MEDWAY — With state funding levels for education uncertain and delaying school budget deliberations, Medway selectmen decided Tuesday to delay the annual town meeting by more than one month.
The town meeting originally scheduled for May 26 will be held June 16 when residents will consider both the town’s budget and the school’s budget.
Steve Cram, chairman of the Board of Selectmen, recommended holding the annual town meeting in June this year and in future years.
“Unless things change drastically in Augusta and we get back to where we have figures early, we will probably stay with a middle of June town meeting,” he said.
Cram said he would like to be able to present an estimated tax rate at the meeting, but without a proposed school budget, he said it would be difficult to do.

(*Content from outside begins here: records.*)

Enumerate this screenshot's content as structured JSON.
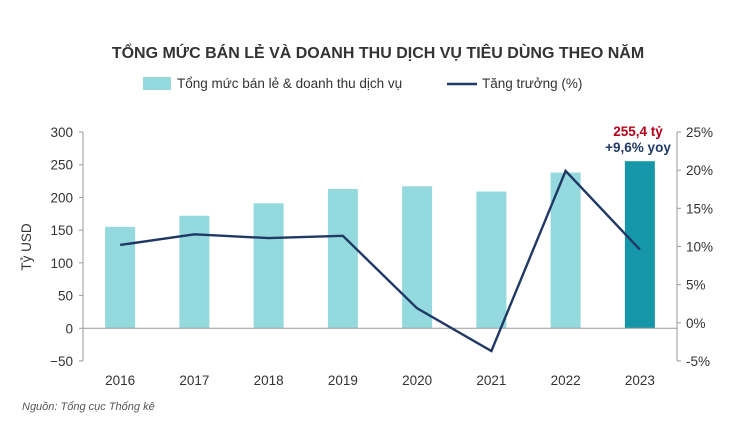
{
  "chart_data": {
    "type": "bar",
    "title": "TỔNG MỨC BÁN LẺ VÀ DOANH THU DỊCH VỤ TIÊU DÙNG THEO NĂM",
    "categories": [
      "2016",
      "2017",
      "2018",
      "2019",
      "2020",
      "2021",
      "2022",
      "2023"
    ],
    "ylabel": "Tỷ USD",
    "ylim": [
      -50,
      300
    ],
    "yticks": [
      "300",
      "250",
      "200",
      "150",
      "100",
      "50",
      "0",
      "−50"
    ],
    "y2lim": [
      -5,
      25
    ],
    "y2ticks": [
      "25%",
      "20%",
      "15%",
      "10%",
      "5%",
      "0%",
      "-5%"
    ],
    "grid": false,
    "legend_position": "top",
    "series": [
      {
        "name": "Tổng mức bán lẻ & doanh thu dịch vụ",
        "type": "bar",
        "axis": "left",
        "values": [
          155,
          172,
          191,
          213,
          217,
          209,
          238,
          255.4
        ],
        "color": "#94d9dd",
        "highlight_color": "#1597a9",
        "highlight_index": 7
      },
      {
        "name": "Tăng trưởng (%)",
        "type": "line",
        "axis": "right",
        "values": [
          10.2,
          11.6,
          11.1,
          11.4,
          1.9,
          -3.7,
          19.9,
          9.6
        ],
        "color": "#1f3864"
      }
    ],
    "annotation": {
      "value_text": "255,4 tỷ",
      "yoy_text": "+9,6% yoy",
      "value_color": "#b3001b",
      "yoy_color": "#1f3864"
    }
  },
  "source_note": "Nguồn: Tổng cục Thống kê"
}
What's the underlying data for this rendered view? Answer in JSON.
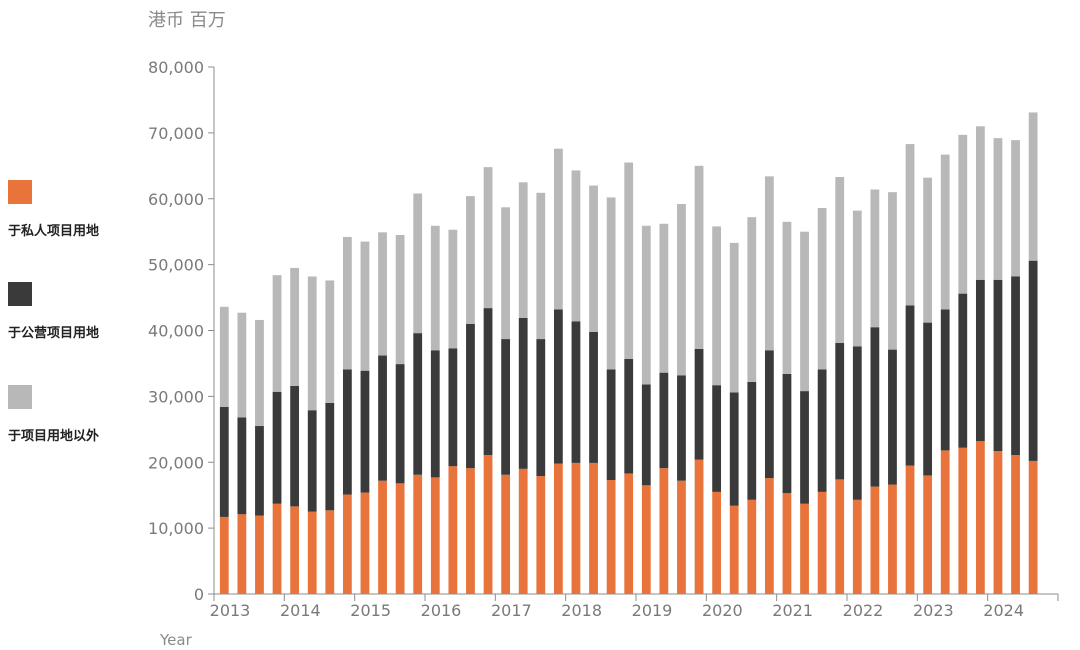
{
  "unit_label": "港币 百万",
  "legend": [
    {
      "label": "于私人项目用地",
      "color": "#e8743b"
    },
    {
      "label": "于公营项目用地",
      "color": "#3a3a3a"
    },
    {
      "label": "于项目用地以外",
      "color": "#b8b8b8"
    }
  ],
  "chart_data": {
    "type": "bar",
    "stacked": true,
    "title": "",
    "xlabel": "Year",
    "ylabel": "港币 百万",
    "ylim": [
      0,
      80000
    ],
    "yticks": [
      "0",
      "10,000",
      "20,000",
      "30,000",
      "40,000",
      "50,000",
      "60,000",
      "70,000",
      "80,000"
    ],
    "year_labels": [
      "2013",
      "2014",
      "2015",
      "2016",
      "2017",
      "2018",
      "2019",
      "2020",
      "2021",
      "2022",
      "2023",
      "2024"
    ],
    "quarters_per_year": 4,
    "grid": false,
    "legend_position": "left",
    "series": [
      {
        "name": "于私人项目用地",
        "color": "#e8743b",
        "values": [
          11700,
          12100,
          11900,
          13700,
          13300,
          12500,
          12700,
          15100,
          15400,
          17200,
          16800,
          18100,
          17700,
          19400,
          19100,
          21100,
          18100,
          19000,
          17900,
          19800,
          19900,
          19900,
          17300,
          18300,
          16500,
          19100,
          17200,
          20400,
          15500,
          13400,
          14300,
          17600,
          15300,
          13700,
          15500,
          17400,
          14300,
          16300,
          16600,
          19500,
          18000,
          21800,
          22200,
          23200,
          21700,
          21100,
          20200
        ]
      },
      {
        "name": "于公营项目用地",
        "color": "#3a3a3a",
        "values": [
          16700,
          14700,
          13600,
          17000,
          18300,
          15400,
          16300,
          19000,
          18500,
          19000,
          18100,
          21500,
          19300,
          17900,
          21900,
          22300,
          20600,
          22900,
          20800,
          23400,
          21500,
          19900,
          16800,
          17400,
          15300,
          14500,
          16000,
          16800,
          16200,
          17200,
          17900,
          19400,
          18100,
          17100,
          18600,
          20700,
          23300,
          24200,
          20500,
          24300,
          23200,
          21400,
          23400,
          24500,
          26000,
          27100,
          30400
        ]
      },
      {
        "name": "于项目用地以外",
        "color": "#b8b8b8",
        "values": [
          15200,
          15900,
          16100,
          17700,
          17900,
          20300,
          18600,
          20100,
          19600,
          18700,
          19600,
          21200,
          18900,
          18000,
          19400,
          21400,
          20000,
          20600,
          22200,
          24400,
          22900,
          22200,
          26100,
          29800,
          24100,
          22600,
          26000,
          27800,
          24100,
          22700,
          25000,
          26400,
          23100,
          24200,
          24500,
          25200,
          20600,
          20900,
          23900,
          24500,
          22000,
          23500,
          24100,
          23300,
          21500,
          20700,
          22500
        ]
      }
    ]
  }
}
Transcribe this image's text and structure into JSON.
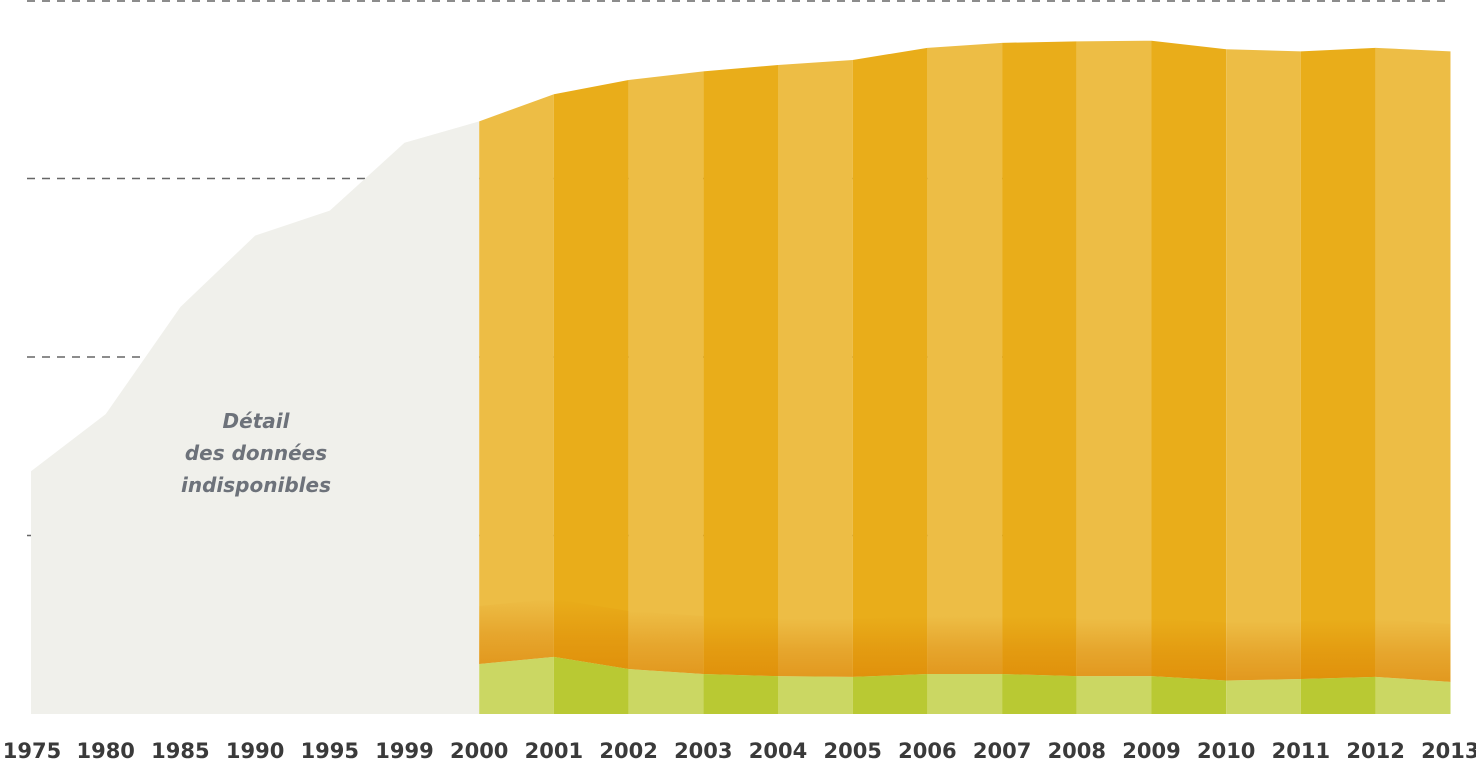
{
  "chart_data": {
    "type": "area",
    "title": "",
    "xlabel": "",
    "ylabel": "",
    "grid": true,
    "categories": [
      "1975",
      "1980",
      "1985",
      "1990",
      "1995",
      "1999",
      "2000",
      "2001",
      "2002",
      "2003",
      "2004",
      "2005",
      "2006",
      "2007",
      "2008",
      "2009",
      "2010",
      "2011",
      "2012",
      "2013"
    ],
    "ylim": [
      0,
      100
    ],
    "gridlines": [
      25,
      50,
      75,
      100
    ],
    "series": [
      {
        "kind": "total-undetailed",
        "color": "#f0f0eb",
        "values": [
          34,
          42,
          57,
          67,
          70.5,
          80,
          83,
          null,
          null,
          null,
          null,
          null,
          null,
          null,
          null,
          null,
          null,
          null,
          null,
          null
        ]
      },
      {
        "kind": "upper-band",
        "colors": [
          "#edbd45",
          "#e9ad1a"
        ],
        "values": [
          null,
          null,
          null,
          null,
          null,
          null,
          83,
          86.8,
          88.8,
          90,
          90.9,
          91.6,
          93.3,
          94,
          94.2,
          94.3,
          93.1,
          92.8,
          93.3,
          92.8
        ]
      },
      {
        "kind": "lower-band",
        "colors": [
          "#cbd763",
          "#b9c933"
        ],
        "values": [
          null,
          null,
          null,
          null,
          null,
          null,
          7,
          8,
          6.3,
          5.6,
          5.3,
          5.2,
          5.6,
          5.6,
          5.3,
          5.3,
          4.7,
          4.9,
          5.2,
          4.5
        ]
      }
    ],
    "annotations": [
      {
        "lines": [
          "Détail",
          "des données",
          "indisponibles"
        ]
      }
    ]
  }
}
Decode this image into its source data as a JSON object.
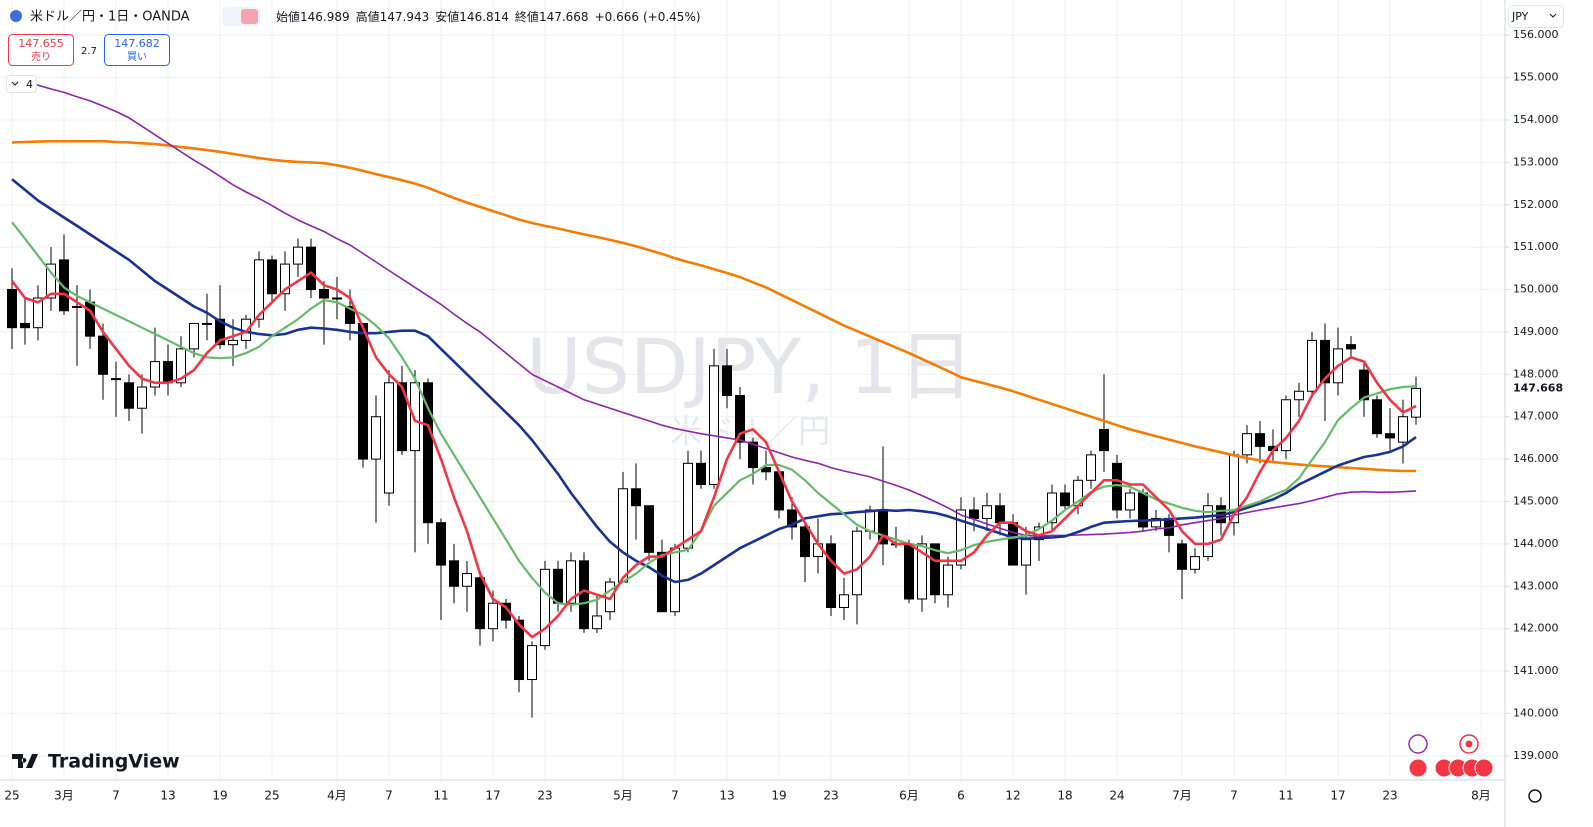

Selectmen have prepared a proposed town budget, but school officials have have had to delay school budget deliberations because of the uncertainty about state funding levels.
Noting selectmen were making efforts to work with school officials, Cram said, “If we are talking good will, I don’t see why we can not be flexible,” he said.
Reacting to the postponement of the town meeting, School Superintendent Thomas Jarvis said, “That is good news. It allows us the opportunity to let the Legislature do what they need to do … to provide the information for us to prepare a budget.”
About 88 percent of Medway’s school budget comes from the state. The current 1992-93 school budget is $2.5 million. More than $1.8 million of it is funded by state subsidy, Jarvis said.
For Medway, state funding could be cut from $163,000 to $390,000.
Jarvis said, “There is no way I can put together a budget based on that large a spread. There are too many `ifs.’ If we get $390,000 less in subsidy, we are going to have major impacts on programming and personnel as opposed to a $163,000 cut, where we could work within those means, although it would not be easy. You would be making decisions without facts. You can play `what if’ only so far. When you are making decisions of that magnitude, it is very difficult to play `what if.”‘
Jarvis said that there were four school funding plans currently before the Legislature. Under a plan proposed by the Governor’s Task Force, he said Medway would receive about $1.4 million in state subsidy, or a reduction of about $382,000. In the plan the Education Committee recommended to the Appropriations Committee, Medway would receive about $1.6 million in subsidy, or about $163,000 less, he said.
Another plan presented but not recommended by the Education Committee to the Appropriations Committee would provide about $1.4 million for Medway, a reduction of about $390,000. In a plan to be presented by the Maine Superintendents’ Association, Jarvis said Medway would receive a state subsidy of about $1.7 million, or about $167,000 less than before.